À quatre ans du coup d’envoi, le Maroc vit déjà au rythme de la Coupe du monde 2030, coorganisée avec l’Espagne et le Portugal. La question qui traverse désormais les conversations est simple : le Royaume aurait-il pu l’organiser seul ? Au regard de l’accélération des chantiers, la tentation de répondre « oui » est grande — à condition de transformer l’essai bien au-delà de l’événement.
Partout, des projets inédits s’enchaînent et se livrent à cadence soutenue. L’exemple emblématique demeure le stade de Rabat, reconstruit de fond en comble en dix-huit mois, soit la moitié d’un délai moyen de trente-six mois. Ce sprint opérationnel alimente l’idée d’un « Maroc, royaume des possibles », capable d’aligner calendrier, financement et exécution. Reste toutefois un angle mort : les mentalités et le civisme, maillon essentiel de toute transformation durable, ne changent pas au même rythme que le béton et l’acier.

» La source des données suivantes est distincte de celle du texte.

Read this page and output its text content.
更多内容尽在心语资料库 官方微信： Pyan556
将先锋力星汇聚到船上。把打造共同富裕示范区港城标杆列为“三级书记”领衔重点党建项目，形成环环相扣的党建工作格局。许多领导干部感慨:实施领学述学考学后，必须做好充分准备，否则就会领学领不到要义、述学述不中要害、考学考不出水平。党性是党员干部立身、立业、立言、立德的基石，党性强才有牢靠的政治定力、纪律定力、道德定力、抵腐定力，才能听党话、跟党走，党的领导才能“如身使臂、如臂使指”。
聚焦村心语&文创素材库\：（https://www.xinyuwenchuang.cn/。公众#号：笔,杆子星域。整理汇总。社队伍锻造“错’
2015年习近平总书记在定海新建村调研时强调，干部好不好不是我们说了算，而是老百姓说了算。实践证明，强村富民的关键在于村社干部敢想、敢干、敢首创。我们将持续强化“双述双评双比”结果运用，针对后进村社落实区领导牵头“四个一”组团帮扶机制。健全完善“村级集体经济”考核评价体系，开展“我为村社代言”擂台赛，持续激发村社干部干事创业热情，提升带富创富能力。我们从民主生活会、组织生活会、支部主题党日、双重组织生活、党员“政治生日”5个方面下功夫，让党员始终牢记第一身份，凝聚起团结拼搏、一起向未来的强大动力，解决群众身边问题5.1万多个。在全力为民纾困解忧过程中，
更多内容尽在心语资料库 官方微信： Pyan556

D’où cette interrogation, presque un regret : pourquoi avoir attendu l’horizon 2030 pour prouver de telles capacités ? L’événement-levier a indéniablement servi de catalyseur, mais l’ambition et la méthode qu’il révèle auraient pu — auraient dû — irriguer l’action publique plus tôt. Car l’équation du succès ne tient pas seulement à la vitesse d’exécution : elle exige une gouvernance exigeante, la maintenance des infrastructures, la qualité de service, la transparence des coûts et l’appropriation citoyenne.
Le véritable test se jouera après la fête. Le Maroc saura-t-il maintenir la même dynamique sans l’aiguillon d’un calendrier FIFA ? Saura-t-il étendre ces standards à l’école, à la santé, aux transports du quotidien, à l’administration et à l’économie locale ? C’est à cette condition que les « prouesses » deviendront politiques publiques, et que la vitrine sportive se muera en héritage tangible.
À la fin du cycle, l’évaluation devra être lucide : le Maroc a-t-il réellement changé, pourquoi, à quel prix, pour quels résultats ? Des indicateurs clairs — délais, coûts, qualité de service, empreinte sociale et territoriale — permettront de répondre, d’ajuster et de consolider. Si le Royaume parvient à conserver ce cap, 2030 ne sera plus un point d’orgue, mais un point de départ.